Q&A: Understanding Social Security survivor benefits

Dear Liz: I need a clarification because I’m getting conflicting answers from Social Security.

I know if you start Social Security benefits early, you get them at a reduced rate. When your spouse dies, is your survivor benefit reduced as well? My friend’s mother never worked, but started collecting spousal benefits at 62. Does she get reduced or full benefit when her husband dies?

Answer: Her survivor’s benefit is not reduced because she started spousal benefits early. It may be reduced, however, if her husband started retirement benefits early or if she starts survivor’s benefits before her own full retirement age.

Survivor’s checks are based on what the husband either was receiving or had earned. If the husband starts retirement benefits before his own full retirement age (currently 66), his checks are reduced, which also reduces what his widow could receive as a survivor.

If he delays retirement past 66, he earns 8% annual “delayed retirement credits” — an increase both would get.

If he dies before full retirement age without starting benefits, the survivor benefit would be based on what he would have received at full retirement age. If he dies after full retirement age without starting benefits, the survivor check is based on the larger amount he had earned (in other words, his benefit at full retirement age, plus any delayed retirement credits).
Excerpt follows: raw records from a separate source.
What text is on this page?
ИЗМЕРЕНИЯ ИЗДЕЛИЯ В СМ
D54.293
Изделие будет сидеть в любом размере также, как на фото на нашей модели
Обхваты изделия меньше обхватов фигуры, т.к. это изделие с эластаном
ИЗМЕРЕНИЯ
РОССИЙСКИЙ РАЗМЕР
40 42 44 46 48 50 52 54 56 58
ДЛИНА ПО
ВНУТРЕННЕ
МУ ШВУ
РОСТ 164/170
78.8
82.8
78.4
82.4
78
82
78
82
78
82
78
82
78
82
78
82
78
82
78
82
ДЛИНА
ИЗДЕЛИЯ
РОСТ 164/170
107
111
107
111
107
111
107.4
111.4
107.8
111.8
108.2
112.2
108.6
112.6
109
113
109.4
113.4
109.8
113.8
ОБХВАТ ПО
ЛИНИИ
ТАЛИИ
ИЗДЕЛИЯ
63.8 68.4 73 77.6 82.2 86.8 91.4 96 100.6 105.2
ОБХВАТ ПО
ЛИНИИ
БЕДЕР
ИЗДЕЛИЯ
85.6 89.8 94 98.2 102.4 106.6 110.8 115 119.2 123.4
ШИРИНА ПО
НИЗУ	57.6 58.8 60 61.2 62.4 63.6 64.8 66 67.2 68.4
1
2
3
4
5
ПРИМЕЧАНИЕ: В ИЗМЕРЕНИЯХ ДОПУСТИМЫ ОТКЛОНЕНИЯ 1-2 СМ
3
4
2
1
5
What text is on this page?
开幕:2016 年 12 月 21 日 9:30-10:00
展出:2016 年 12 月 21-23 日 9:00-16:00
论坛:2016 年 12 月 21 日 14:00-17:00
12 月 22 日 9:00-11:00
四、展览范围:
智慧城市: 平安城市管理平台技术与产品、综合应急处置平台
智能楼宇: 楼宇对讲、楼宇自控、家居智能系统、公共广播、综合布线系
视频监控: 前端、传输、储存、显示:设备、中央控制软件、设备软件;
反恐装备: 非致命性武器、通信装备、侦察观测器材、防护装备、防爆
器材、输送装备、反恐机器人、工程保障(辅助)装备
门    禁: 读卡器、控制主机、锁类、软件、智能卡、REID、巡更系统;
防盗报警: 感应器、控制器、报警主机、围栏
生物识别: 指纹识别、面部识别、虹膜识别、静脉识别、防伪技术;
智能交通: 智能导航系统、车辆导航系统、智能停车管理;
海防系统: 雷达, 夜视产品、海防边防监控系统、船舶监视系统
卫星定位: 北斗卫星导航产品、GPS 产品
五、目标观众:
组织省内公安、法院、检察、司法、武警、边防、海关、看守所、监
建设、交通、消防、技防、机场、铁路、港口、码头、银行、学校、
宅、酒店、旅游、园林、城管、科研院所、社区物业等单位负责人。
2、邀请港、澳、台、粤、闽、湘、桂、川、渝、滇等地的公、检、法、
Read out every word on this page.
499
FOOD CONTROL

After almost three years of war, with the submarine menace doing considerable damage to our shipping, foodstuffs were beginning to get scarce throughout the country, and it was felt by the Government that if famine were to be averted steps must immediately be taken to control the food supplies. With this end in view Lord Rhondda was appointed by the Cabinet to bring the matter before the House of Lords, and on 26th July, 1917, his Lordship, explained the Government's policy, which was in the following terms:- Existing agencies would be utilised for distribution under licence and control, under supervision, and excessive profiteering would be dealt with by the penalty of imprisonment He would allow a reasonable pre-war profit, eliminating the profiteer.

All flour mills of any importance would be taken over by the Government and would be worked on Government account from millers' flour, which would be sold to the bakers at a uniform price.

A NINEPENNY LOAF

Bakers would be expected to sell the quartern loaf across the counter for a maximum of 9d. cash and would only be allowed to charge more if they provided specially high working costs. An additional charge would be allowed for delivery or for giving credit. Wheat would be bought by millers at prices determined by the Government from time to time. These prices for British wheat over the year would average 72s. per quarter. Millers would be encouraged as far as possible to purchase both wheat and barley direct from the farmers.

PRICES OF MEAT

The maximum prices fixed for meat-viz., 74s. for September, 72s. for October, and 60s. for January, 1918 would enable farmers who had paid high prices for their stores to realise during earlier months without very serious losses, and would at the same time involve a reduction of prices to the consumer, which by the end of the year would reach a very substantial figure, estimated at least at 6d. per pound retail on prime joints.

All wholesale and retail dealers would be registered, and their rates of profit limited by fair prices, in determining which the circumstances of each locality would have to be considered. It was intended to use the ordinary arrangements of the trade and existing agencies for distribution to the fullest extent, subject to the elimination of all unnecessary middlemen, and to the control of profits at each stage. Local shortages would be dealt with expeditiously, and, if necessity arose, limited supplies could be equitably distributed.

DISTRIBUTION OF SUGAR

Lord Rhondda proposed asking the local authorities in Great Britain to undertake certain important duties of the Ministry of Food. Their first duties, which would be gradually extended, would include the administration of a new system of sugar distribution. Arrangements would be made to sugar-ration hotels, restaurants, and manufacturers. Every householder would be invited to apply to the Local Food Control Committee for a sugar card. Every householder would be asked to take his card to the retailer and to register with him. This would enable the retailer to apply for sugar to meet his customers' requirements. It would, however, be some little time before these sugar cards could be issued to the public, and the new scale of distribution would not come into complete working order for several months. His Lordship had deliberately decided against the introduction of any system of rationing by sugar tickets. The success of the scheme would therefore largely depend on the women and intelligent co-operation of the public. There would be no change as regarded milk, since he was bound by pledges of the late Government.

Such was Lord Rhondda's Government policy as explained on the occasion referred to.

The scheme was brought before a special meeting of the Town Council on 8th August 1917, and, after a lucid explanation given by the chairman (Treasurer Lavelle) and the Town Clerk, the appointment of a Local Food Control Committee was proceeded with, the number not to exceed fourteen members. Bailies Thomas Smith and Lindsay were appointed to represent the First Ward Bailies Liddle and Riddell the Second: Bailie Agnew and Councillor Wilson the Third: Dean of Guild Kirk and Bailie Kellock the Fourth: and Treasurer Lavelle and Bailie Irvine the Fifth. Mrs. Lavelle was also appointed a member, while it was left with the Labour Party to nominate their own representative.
How much of the husband’s benefit his widow would get depends on when she starts claiming her survivor’s benefit.

If she starts at the earliest possible age of 60 (or 50 if she’s disabled, or any age if there are children under 16), her survivor’s benefit will be reduced to reflect the early start.

If she waits until her full retirement age, by contrast, the survivor’s benefit would be equal to what her husband was receiving or had earned. Waiting to start survivor benefits until after her full retirement age doesn’t increase her check, however.